If you are covering the latest UK public sector finances from the Office for National Statistics, please find below a comment from Richard Carter, head of fixed interest research at Quilter Cheviot:

“Today’s public sector finances reveal an economy that is still reliant on investors helping to fund both investment and day to day spending in the UK. Borrowing was £24.3bn in April, 25% higher than the same month last year, comfortably above what the Office for Budget Responsibility was forecasting and the highest April figure since the pandemic. Meanwhile the budget deficit stood at £17.4bn for the month, again much higher than forecasts expected. The good news is that for the financial year ending in March borrowing was down compared to the year prior, but only marginally. It will be interesting to see, in light of recent events, if this government will commit to the spending cuts expected towards the end of this parliament or if they will continue to tap investors to keep spending high.

“There has been a lot of talk in recent weeks about the potential flexibility in the fiscal rules, with the IMF urging the UK not to tinker and aim to reduce the budget deficit instead.

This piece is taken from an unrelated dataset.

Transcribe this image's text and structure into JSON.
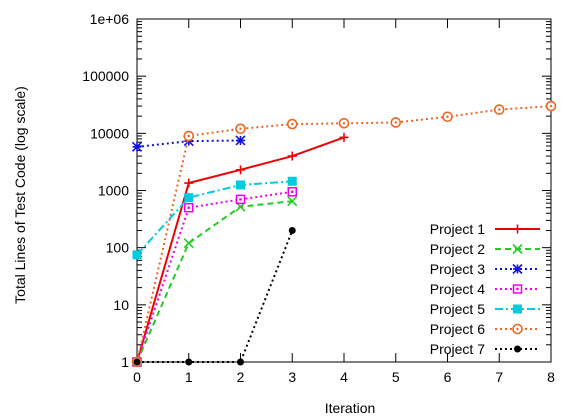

Based on today’s figures, that deficit will be difficult to close, especially with additional cost of living measures being announced. Ultimately, the focus will shift onto personal taxation again when the Budget comes around as the government looks to fund spending commitments while still waiting for growth to pick up, and particularly if events in the Middle East cannot be resolved.

“The reality is that gilt yields remain highly elevated, both compared to history and to peers. The 10-year yield continues to hover around the 5% mark, a symbolic point that will induce a sense of nervousness within government as it looks to grow the economy, keep borrowing down and quell inflation. For as long as yields remain that high, this will be difficult to achieve. Political volatility has returned to British politics too, and with the result of the crucial Makerfield by-election potentially deciding the future leadership, and thus economy policy, of the country, borrowing costs are likely to be volatile should bond markets see a lurch to the left by Labour.”